Summarize the evolution of Barrett’s esophagus to adenocarcinoma.

Intestinal metaplasia → low-grade dysplasia → high-grade dysplasia → adenocarcinoma.

Describe the management of high-grade dysplasia.
Management of high-grade dysplasia is one of the most controversial issues in the treatment of Barrett’s esophagus. Current alternatives include more frequent surveillance (every 3 months) until cancer is detected, experimental endoscopic reversal therapy, and esophagectomy. The problems with conventional esophagectomy include operative mortality rate (especially in low-volume centers), the high frequency of morbidity, and the permanent impact on eating and nutrition. Many patients are elderly and are not good surgical candidates because of comorbidity. It is also not uncommon for patients to refuse surgery even after consulting with a surgeon.

Can the development of adenocarcinoma of the esophagus be prevented in patients with Barrett’s esophagus?
Prevention is not clear. It is the major challenge to clinicians. Given the lack of reversal of Barrett’s esophagus with standard medical and surgical therapy, it is not clear that we can prevent the development of adenocarcinoma. It has been argued that control of reflux into the esophagus will prevent the progression from metaplasia to dysplasia and subsequent adenocarcinoma. However, this argument is far from proven, and only retrospective data can be brought to bear upon the issue. There are exciting developments in experimental endoscopic therapy to eliminate the presence of intestinal metaplasia. Photodynamic endoscopic ablation therapy of patients with high-grade dysplasia can reduce the development of cancer over a minimum follow-up of 2 years. The overall reduction of the development of adenocarcinoma in patients with Barrett’s esophagus remains a major challenge.

What advances can we anticipate in the management of Barrett’s esophagus?
Progress in our understanding of the genetic changes involved in the progression of Barrett’s esophagus to adenocarcinoma has been dramatic.
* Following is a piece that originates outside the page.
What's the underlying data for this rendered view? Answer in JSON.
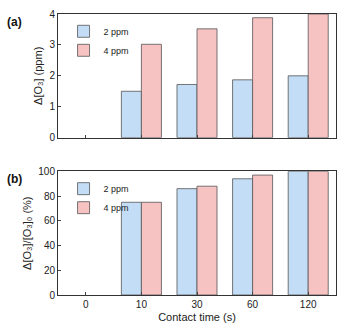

The technical advances that continue to be made in endoscopy offer the opportunity for major advances in clinical management of Barrett’s esophagus. We can look forward to unsedated endoscopy with smaller-caliber endoscopes or nonendoscopic techniques, for cheaper and easier detection of Barrett’s esophagus. Optical methods for identifying dysplasia without biopsy add the possibility of real-time recognition. Newer endoscopic techniques to remove dysplastic and metaplastic epithelium will make our current attempts look primitive. Preventing adenocarcinoma may well require validation of biomarkers that define the subgroup of patients at highest risk for developing cancer. This approach will focus surveillance on patients at highest risk, leading to cost savings and greater clinical effectiveness. Chemoprevention may offer opportunities for cancer prevention that transcend the technical advances.